Regulatory Decision Summary for Harvoni

Health Canada considers that the benefit/risk profile of Harvoni is favourable when used as directed in the treatment of adult patients with chronic Hepatitis C virus (HCV) genotypes 2, 3, 4, 5, or 6 without cirrhosis or with compensated cirrhosis; HCV genotype 4 and HIV-1 co-infection; HCV genotype 4 in liver transplant recipients with or without compensated cirrhosis and an alternate dosing regimen for use in HCV genotype 1 patients.

The primary efficacy and safety data supporting this indication are derived from three Phase II studies in chronic hepatitis C (CHC) patients without cirrhosis or with compensated cirrhosis, two Phase II studies in liver transplant recipients with CHC without cirrhosis, with compensated cirrhosis and decompensated cirrhosis and one Phase III study in CHC patients with HCV/HIV-1 co-infection without cirrhosis or with compensated cirrhosis.

Harvoni is a fixed-dose combination treatment with pangenotypic activity. The efficacy of Harvoni was assessed by measuring the sustained virologic response rates at follow-up Week 12 (SVR12) across all HCV genotypes in different subsets of patients infected with HCV. Harvoni is highly effective in all patient populations with compensated liver disease. The overall SVR12 rate across genotypes 2, 4, 5 and 6 was 98% for patients with chronic hepatitis without cirrhosis or with compensated cirrhosis. The overall SVR12 rate for Harvoni and ribavirin for genotype 3 was 100% for patients with chronic hepatitis without cirrhosis or 82% with compensated cirrhosis, and 100% in liver transplant recipients without cirrhosis and 75% in liver transplant recipients with compensated cirrhosis.

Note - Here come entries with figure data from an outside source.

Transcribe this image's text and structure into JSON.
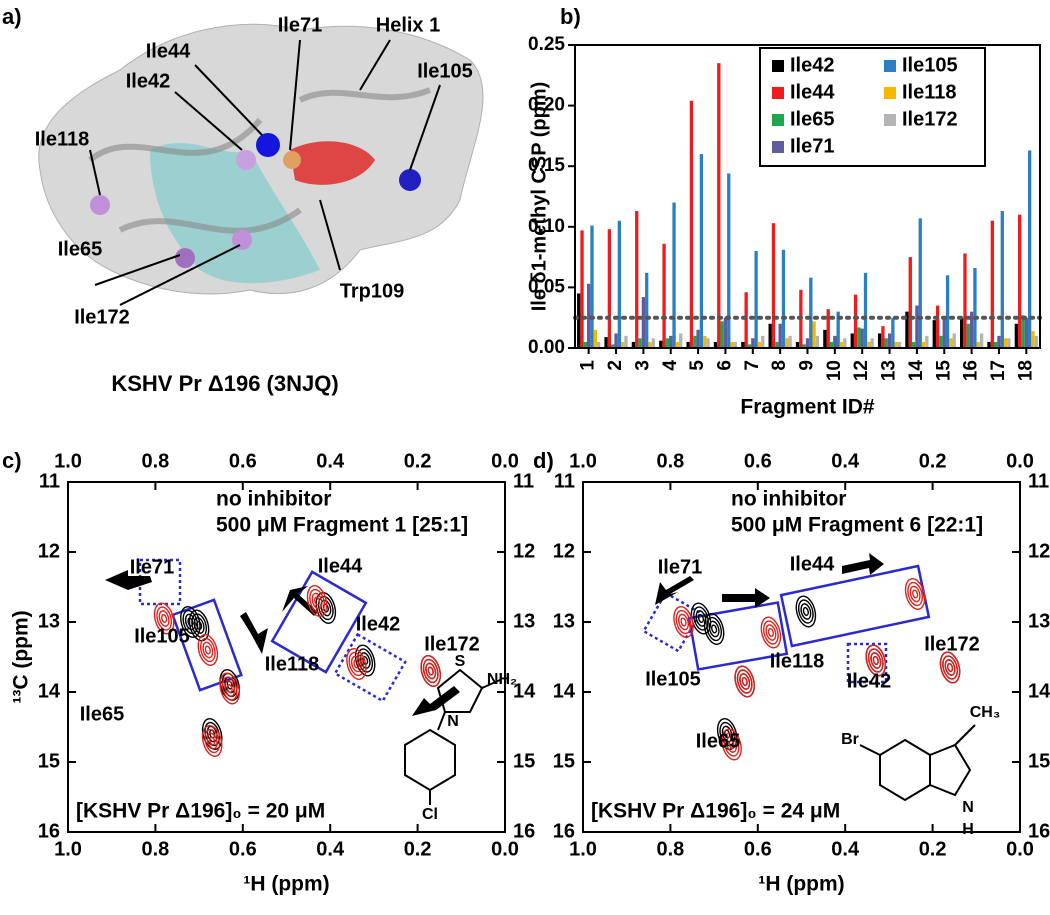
{
  "panel_labels": [
    "a)",
    "b)",
    "c)",
    "d)"
  ],
  "structure": {
    "caption": "KSHV Pr Δ196 (3NJQ)",
    "labels": [
      {
        "text": "Ile71",
        "color": "#e8a33a"
      },
      {
        "text": "Helix 1",
        "color": "#000000"
      },
      {
        "text": "Ile44",
        "color": "#1a1ab8"
      },
      {
        "text": "Ile105",
        "color": "#1a1ab8"
      },
      {
        "text": "Ile42",
        "color": "#a55fc8"
      },
      {
        "text": "Ile118",
        "color": "#a55fc8"
      },
      {
        "text": "Ile65",
        "color": "#a55fc8"
      },
      {
        "text": "Ile172",
        "color": "#a55fc8"
      },
      {
        "text": "Trp109",
        "color": "#d81e1e"
      }
    ]
  },
  "chart_data": [
    {
      "type": "bar",
      "xlabel": "Fragment ID#",
      "ylabel": "Ile δ1-methyl CSP (ppm)",
      "categories": [
        "1",
        "2",
        "3",
        "4",
        "5",
        "6",
        "7",
        "8",
        "9",
        "10",
        "12",
        "13",
        "14",
        "15",
        "16",
        "17",
        "18"
      ],
      "series": [
        {
          "name": "Ile42",
          "color": "#000000",
          "values": [
            0.045,
            0.009,
            0.005,
            0.006,
            0.005,
            0.005,
            0.005,
            0.02,
            0.005,
            0.015,
            0.012,
            0.012,
            0.03,
            0.023,
            0.025,
            0.005,
            0.02
          ]
        },
        {
          "name": "Ile44",
          "color": "#ee1c1c",
          "values": [
            0.097,
            0.098,
            0.113,
            0.086,
            0.204,
            0.235,
            0.046,
            0.103,
            0.048,
            0.032,
            0.044,
            0.018,
            0.075,
            0.035,
            0.078,
            0.105,
            0.11
          ]
        },
        {
          "name": "Ile65",
          "color": "#1fa64a",
          "values": [
            0.005,
            0.003,
            0.008,
            0.008,
            0.01,
            0.022,
            0.003,
            0.005,
            0.003,
            0.005,
            0.017,
            0.008,
            0.005,
            0.01,
            0.02,
            0.005,
            0.027
          ]
        },
        {
          "name": "Ile71",
          "color": "#605a9e",
          "values": [
            0.053,
            0.012,
            0.042,
            0.01,
            0.015,
            0.025,
            0.008,
            0.02,
            0.008,
            0.01,
            0.016,
            0.012,
            0.035,
            0.025,
            0.03,
            0.01,
            0.025
          ]
        },
        {
          "name": "Ile105",
          "color": "#2b7fc3",
          "values": [
            0.101,
            0.105,
            0.062,
            0.12,
            0.16,
            0.144,
            0.08,
            0.081,
            0.058,
            0.03,
            0.062,
            0.025,
            0.107,
            0.06,
            0.066,
            0.113,
            0.163
          ]
        },
        {
          "name": "Ile118",
          "color": "#f5b800",
          "values": [
            0.015,
            0.005,
            0.005,
            0.005,
            0.01,
            0.005,
            0.005,
            0.008,
            0.022,
            0.005,
            0.005,
            0.005,
            0.005,
            0.008,
            0.005,
            0.008,
            0.014
          ]
        },
        {
          "name": "Ile172",
          "color": "#b4b4b4",
          "values": [
            0.005,
            0.01,
            0.008,
            0.012,
            0.008,
            0.005,
            0.01,
            0.01,
            0.01,
            0.008,
            0.008,
            0.005,
            0.01,
            0.012,
            0.012,
            0.008,
            0.01
          ]
        }
      ],
      "threshold": 0.025,
      "ylim": [
        0,
        0.25
      ],
      "yticks": [
        {
          "value": 0,
          "label": "0.00"
        },
        {
          "value": 0.05,
          "label": "0.05"
        },
        {
          "value": 0.1,
          "label": "0.10"
        },
        {
          "value": 0.15,
          "label": "0.15"
        },
        {
          "value": 0.2,
          "label": "0.20"
        },
        {
          "value": 0.25,
          "label": "0.25"
        }
      ],
      "legend": "upper right"
    },
    {
      "type": "scatter",
      "xlabel": "¹H (ppm)",
      "ylabel": "¹³C (ppm)",
      "series": [
        {
          "name": "no inhibitor",
          "color": "#000000",
          "x": [
            0.72,
            0.7,
            0.41,
            0.32,
            0.17,
            0.63,
            0.67
          ],
          "values": [
            13.0,
            13.05,
            12.8,
            13.55,
            13.7,
            13.9,
            14.6
          ]
        },
        {
          "name": "500 μM Fragment 1 [25:1]",
          "color": "#e0201b",
          "x": [
            0.78,
            0.68,
            0.43,
            0.34,
            0.17,
            0.63,
            0.67
          ],
          "values": [
            12.95,
            13.4,
            12.7,
            13.6,
            13.7,
            13.95,
            14.7
          ]
        }
      ],
      "peak_labels": [
        "Ile71",
        "Ile105",
        "Ile44",
        "Ile42",
        "Ile172",
        "Ile118",
        "Ile65"
      ],
      "annotation": "[KSHV Pr Δ196]₀ = 20 μM",
      "molecule_labels": [
        "S",
        "N",
        "NH₂",
        "Cl"
      ],
      "xlim": [
        1.0,
        0.0
      ],
      "ylim": [
        11,
        16
      ],
      "xticks": [
        {
          "value": 1.0,
          "label": "1.0"
        },
        {
          "value": 0.8,
          "label": "0.8"
        },
        {
          "value": 0.6,
          "label": "0.6"
        },
        {
          "value": 0.4,
          "label": "0.4"
        },
        {
          "value": 0.2,
          "label": "0.2"
        },
        {
          "value": 0.0,
          "label": "0.0"
        }
      ],
      "yticks": [
        11,
        12,
        13,
        14,
        15,
        16
      ]
    },
    {
      "type": "scatter",
      "xlabel": "¹H (ppm)",
      "ylabel": "¹³C (ppm)",
      "series": [
        {
          "name": "no inhibitor",
          "color": "#000000",
          "x": [
            0.73,
            0.7,
            0.49,
            0.33,
            0.16,
            0.63,
            0.67
          ],
          "values": [
            12.95,
            13.1,
            12.85,
            13.55,
            13.65,
            13.85,
            14.6
          ]
        },
        {
          "name": "500 μM Fragment 6 [22:1]",
          "color": "#e0201b",
          "x": [
            0.77,
            0.57,
            0.24,
            0.33,
            0.16,
            0.63,
            0.66
          ],
          "values": [
            13.0,
            13.15,
            12.6,
            13.55,
            13.65,
            13.85,
            14.75
          ]
        }
      ],
      "peak_labels": [
        "Ile71",
        "Ile105",
        "Ile44",
        "Ile42",
        "Ile172",
        "Ile118",
        "Ile65"
      ],
      "annotation": "[KSHV Pr Δ196]₀ = 24 μM",
      "molecule_labels": [
        "Br",
        "CH₃",
        "N",
        "H"
      ],
      "xlim": [
        1.0,
        0.0
      ],
      "ylim": [
        11,
        16
      ],
      "xticks": [
        {
          "value": 1.0,
          "label": "1.0"
        },
        {
          "value": 0.8,
          "label": "0.8"
        },
        {
          "value": 0.6,
          "label": "0.6"
        },
        {
          "value": 0.4,
          "label": "0.4"
        },
        {
          "value": 0.2,
          "label": "0.2"
        },
        {
          "value": 0.0,
          "label": "0.0"
        }
      ],
      "yticks": [
        11,
        12,
        13,
        14,
        15,
        16
      ]
    }
  ]
}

The simplified treatment regimen of Harvoni and its pangenotypic activity provides another option in the treatment of HCV. Harvoni has been available for the treatment of HCV genotype 1, and is a well-tolerated regimen without significant toxicities or drug-drug interactions.

The recommended treatment regimen for genotypes 2, 4, 5, or 6 patients without cirrhosis or with compensated cirrhosis is one tablet of Harvoni once daily for 12 weeks, and for patients with genotype 3 or liver transplant recipients it is one tablet once daily plus daily ribavirin for 12 weeks.

No new clinically relevant safety signals have been identified with administration of Harvoni in the populations studied. The uncertainties of Harvoni include limited amount of efficacy and safety data in certain patient populations, preventing dosing recommendations, notably in patients with HCV and hepatitis B virus (HBV) co-infection, and patients with severe hepatic impairment (Child-Pugh C) or a lack of efficacy and safety data in patients with severe renal impairment.

Potential risks (as seen with the class of direct acting antivirals in the treatment of HCV) include: post-treatment hepatitis B flares in patients co-infected with HCV and HBV, and an increase in cases of hepatocellular carcinoma thought to be due to the rapid effect on the immune system caused by the treatment with the directly acting antivirals.

Based on the data submitted, Health Canada considers that the anticipated benefits of Harvoni outweigh the potential risks under the conditions of use described in the Harvoni Product Monograph at this time.